コーポレートサイト制作費用の相場|制作会社7年×フリーランス150案件で見た価格と品質の関係

コーポレートサイト(会社案内サイト)の制作費用は「10万円から300万円まで」と幅広く語られます。自分の会社のサイトがどの水準に当たるのか、相場表を眺めただけでは判断しづらいのが正直なところです。

価格の幅を分けているのは、実はページ数の差ではありません。Web制作の現場で見えてくるのは、CMSの有無・原稿や素材を誰が用意するか・保守をどこまで含むかという、設計の差です。同じ「コーポレートサイト100万円」でも、見積もりに何が含まれるかで実質的な価値は大きく変わります。

この記事では、フリーランス・小規模制作会社・中堅制作会社の3水準で制作費用を比較します。同じ会社案内サイトで何が価格を分けているのか、見積もりで確認したい項目、公開後の保守費用の考え方まで、現場視点と公的データを交えて整理しました。発注側にも受注側にも、判断軸として使える内容になっています。

この記事でわかること

  • コーポレートサイトの制作費用は「中堅100〜300万/小規模50〜150万/フリーランス20〜80万」の3水準に分かれる
  • 価格差の正体はページ数ではなくCMSと原稿・素材の負担分界であること
  • 見積もりから抜けて後で費用が膨らむのは「原稿執筆/写真撮影/CMS構築/公開後の保守」の4項目
  • 公開後の保守費用は月5,000〜3万円が目安で、何を含むかを契約前に確認する
  • 失敗しない発注のための6ステップと、受注側が適正見積もりを出すコツ

公的情報源: 中小企業庁「中小企業白書」(参照)/総務省「情報通信白書」(参照

結論を先に書きます

コーポレートサイトの制作費用は、依頼先のタイプとサイト規模で大きく分かれます。中堅制作会社で100〜300万円、小規模制作会社で50〜150万円、フリーランスで20〜80万円が目安です。

ただし、この価格差は「同じ内容で値段だけ違う」のではありません。含まれる工程と、発注側が自分で用意すべきものの量が違うから、金額が開いています。これを理解せずに「安いところに頼もう」と決めると、原稿や素材の準備が発注側に落ちてきて、結局トータルコストが膨らみがちです。

この記事の要点
  • 制作費用は3水準(中堅100〜300万/小規模50〜150万/フリーランス20〜80万)。
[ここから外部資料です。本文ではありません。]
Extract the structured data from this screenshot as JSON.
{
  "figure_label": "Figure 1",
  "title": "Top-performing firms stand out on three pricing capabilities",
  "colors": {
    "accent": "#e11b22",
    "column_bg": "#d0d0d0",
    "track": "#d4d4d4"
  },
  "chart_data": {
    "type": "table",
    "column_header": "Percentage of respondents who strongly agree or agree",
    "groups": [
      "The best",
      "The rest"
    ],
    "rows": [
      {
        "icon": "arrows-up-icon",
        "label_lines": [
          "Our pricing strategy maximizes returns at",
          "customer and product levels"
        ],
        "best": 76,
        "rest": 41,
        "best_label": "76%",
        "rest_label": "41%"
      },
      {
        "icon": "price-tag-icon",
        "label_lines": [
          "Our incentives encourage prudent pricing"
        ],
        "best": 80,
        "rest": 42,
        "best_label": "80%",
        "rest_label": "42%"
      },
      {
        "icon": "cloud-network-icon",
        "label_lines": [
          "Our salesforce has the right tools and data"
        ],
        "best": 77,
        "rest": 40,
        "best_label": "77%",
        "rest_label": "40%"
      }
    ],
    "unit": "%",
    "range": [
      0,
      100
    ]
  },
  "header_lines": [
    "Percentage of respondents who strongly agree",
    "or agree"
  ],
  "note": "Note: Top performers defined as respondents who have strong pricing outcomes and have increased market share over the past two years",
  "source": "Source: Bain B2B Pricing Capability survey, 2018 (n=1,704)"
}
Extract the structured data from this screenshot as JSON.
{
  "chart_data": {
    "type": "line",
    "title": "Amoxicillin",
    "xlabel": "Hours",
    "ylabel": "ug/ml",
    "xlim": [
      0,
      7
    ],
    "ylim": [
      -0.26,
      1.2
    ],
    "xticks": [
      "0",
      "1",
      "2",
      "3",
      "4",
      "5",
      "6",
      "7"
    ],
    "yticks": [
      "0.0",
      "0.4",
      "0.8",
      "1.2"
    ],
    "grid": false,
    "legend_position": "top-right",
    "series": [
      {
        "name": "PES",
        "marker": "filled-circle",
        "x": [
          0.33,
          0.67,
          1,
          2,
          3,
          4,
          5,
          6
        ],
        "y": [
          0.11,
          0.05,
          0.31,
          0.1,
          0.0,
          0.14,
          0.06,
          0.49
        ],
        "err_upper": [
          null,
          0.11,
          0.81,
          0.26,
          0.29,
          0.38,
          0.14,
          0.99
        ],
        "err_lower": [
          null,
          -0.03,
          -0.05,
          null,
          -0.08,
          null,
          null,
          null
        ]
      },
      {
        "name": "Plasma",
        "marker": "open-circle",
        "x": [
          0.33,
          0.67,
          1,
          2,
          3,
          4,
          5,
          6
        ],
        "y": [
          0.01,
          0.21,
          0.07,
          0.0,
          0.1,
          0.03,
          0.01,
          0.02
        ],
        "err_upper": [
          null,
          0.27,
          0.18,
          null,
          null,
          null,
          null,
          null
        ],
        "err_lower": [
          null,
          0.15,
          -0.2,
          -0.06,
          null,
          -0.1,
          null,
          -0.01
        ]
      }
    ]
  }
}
価格差はページ数よりCMSと素材負担の差
  • 後で費用が膨らむのは原稿・写真・CMS構築・保守の4項目。見積もりに含まれるか1つずつ確認する
  • 公開後の保守費用は月5,000〜3万円が目安。何を含むかを契約前に決める
  • 発注は目的を1つに絞り、必要ページとCMSの要否を先に決めるのが失敗回避の基本

目次

コーポレートサイトの制作費用は実際どのくらい?

結論から言うと、制作費用は依頼先のタイプとサイトの規模で決まります。同じ「会社案内サイト」でも、フリーランス・小規模制作会社・中堅制作会社の順に価格帯が違います

下の表は、10ページ前後の会社案内サイト(会社概要・事業内容・実績・採用・お問い合わせなど)を、デザインとコーディングまで一式で発注する場合の体感です。見積もりを作る側と、案件を受ける側の両方を見てきた範囲での水準になります。

依頼先タイプ費用レンジ(目安)含まれる工程の標準
中堅制作会社100万〜300万円要件定義/競合調査/構成/原稿執筆/撮影/デザイン/CMS構築/公開/公開後保守
小規模制作会社50万〜150万円要件定義/構成/デザイン/コーディング/CMS構築/公開
フリーランス(中堅)20万〜80万円構成/デザイン/コーディング/CMS(原稿・素材は発注側前提)
フリーランス(駆け出し)・クラウドソーシング10万〜30万円デザイン/コーディング(原稿・素材は発注側が用意)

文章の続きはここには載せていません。